Yuga Labs, a popular NFTs creator, has been in the headlines after announcing that they made over $16 million (735.7 bitcoin) from the auction of 300 bitcoin NFTs in the TwelveFold collection.
TwelveFold, whose auction is now complete, is described as a limited edition, experimental collection of 300 generative art pieces inscribed onto Satoshis on the Bitcoin blockchain.
“These pieces represent a complete art project and will not have other utility or interact with or be related to any previous, ongoing, or future Ethereum-based Yuga projects.” – TwelveFold.
Ordinal inscriptions, sometimes referred to as just inscriptions, or just ordinals, are NFTs you can mint directly onto the Bitcoin blockchain and that live on the network. An inscription is created when a file, such as an art image, is written into (inscribed into) units of Bitcoin, called Satoshis.
Satoshis are the smallest individually identifiable units of Bitcoin (100 million Satoshis equals one Bitcoin). Inscriptions, also called digital artifacts, are native to the Bitcoin blockchain and are made possible through the Ordinal Theory Protocol.
Ordinals
The concept of Bitcoin Ordinals was first proposed in a whitepaper by a team of researchers led by Tadge Dryja in 2019. The idea is to create a new type of transaction that allows users to encode arbitrary data into the Bitcoin blockchain, including metadata related to NFTs. This metadata can include information such as ownership provenance and other attributes that are important for NFTs.
However, inscribing bitcoin only became possible thanks to the Taproot upgrade which launched on the Bitcoin network on November 2021 while the Bitcoin Ordinals protocol was only launched in January 2023 by Casey Rodarmor.
Bitcoin Ordinals are a way of encoding arbitrary data into Bitcoin transactions, making it possible to store metadata related to NFTs on the Bitcoin blockchain. This metadata includes information such as ownership, provenance, and other attributes that are important for NFTs.
The Taproot upgrade makes Ordinals possible by:
- Reducing the costs of data storage on the Bitcoin blockchain by 75%
- Addressing the scability problem by reducing the amount of data needed to process each transaction
- The introduction of the ‘MAST’ transaction enables the creation of more complex and flexible smart contracts
- Improving the privacy of the network by allow users to hide the details of their transactions from the public
In order to inscribe an Ordinal however, users are required to run a full Bitcoin node.
Ordinal inscriptions are seen as an improvement to Ethereum NFTs since all metadata is stored off-chain on Ethereum often on the Interplanetary File System (IPFS) – a decentralized file storage, sort of like a blockchain hard drive.
Ordinals essentially enable you to inscribe ‘complete’ data on-chain, hence the term digital artifacts, according to Rodarmor.
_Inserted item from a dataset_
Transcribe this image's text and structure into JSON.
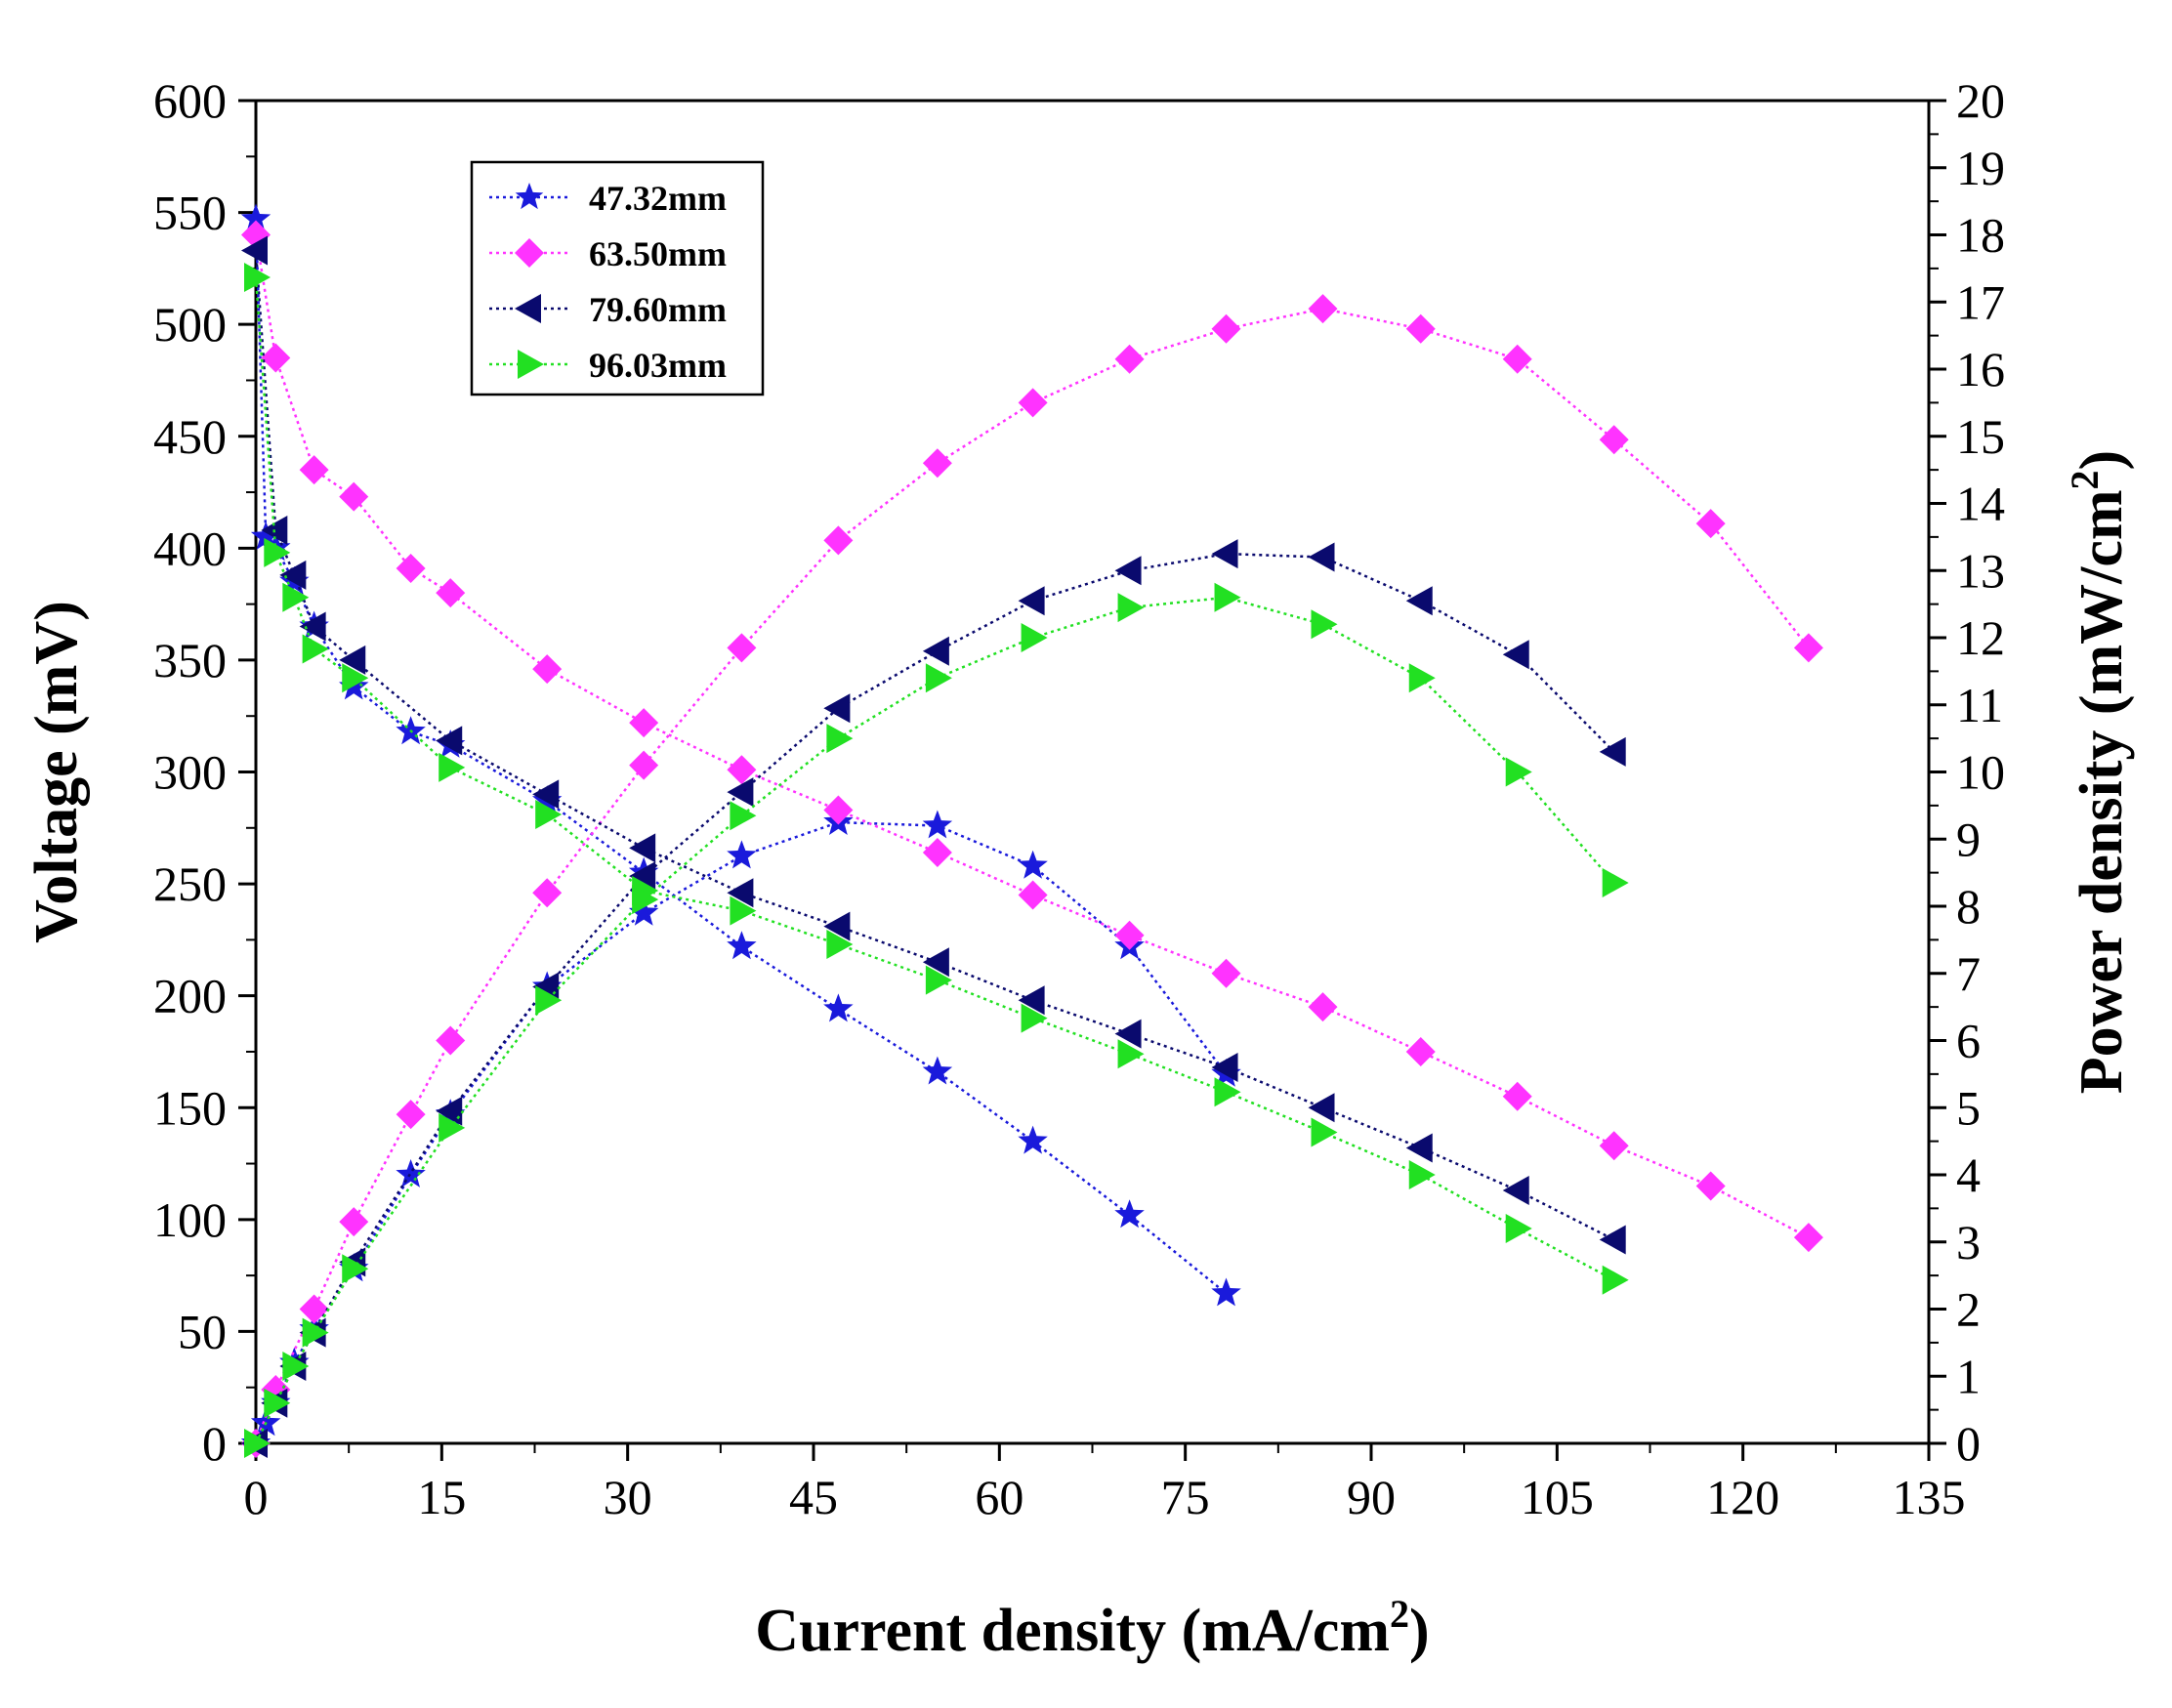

The emergence of Bitcoin Ordinals has caused a significant surge in the usage, fees, and storage space of the Bitcoin Network, as depicted in the chart above. It also represents a major breakthrough for the Bitcoin application tier and can shift the narrative from being solely a ‘store of value’ to more practical use cases.
If you are interested in buying, selling or trading ordinals, follow these steps:
- Go to ordinalswallet.com
- Click on ‘Create Wallet’
- Take a backup of the recovery phrase for your wallet
- Set up a password for wallet access
- Use the address of the Ordinals Wallet to send some Sats to the wallet
- Go to ‘Collections’ at the top of the page
- Choose the ordinals collection and the inscription that you would like to buy
- Buy the ordinal (using the Sats in your wallet)
Another notable project in addition to TwelveFold is the Ordinal Punks, which pays homage to CryptoPunks with a set of 100 Bitcoin NFTs inscriptions on the Bitcoin chain.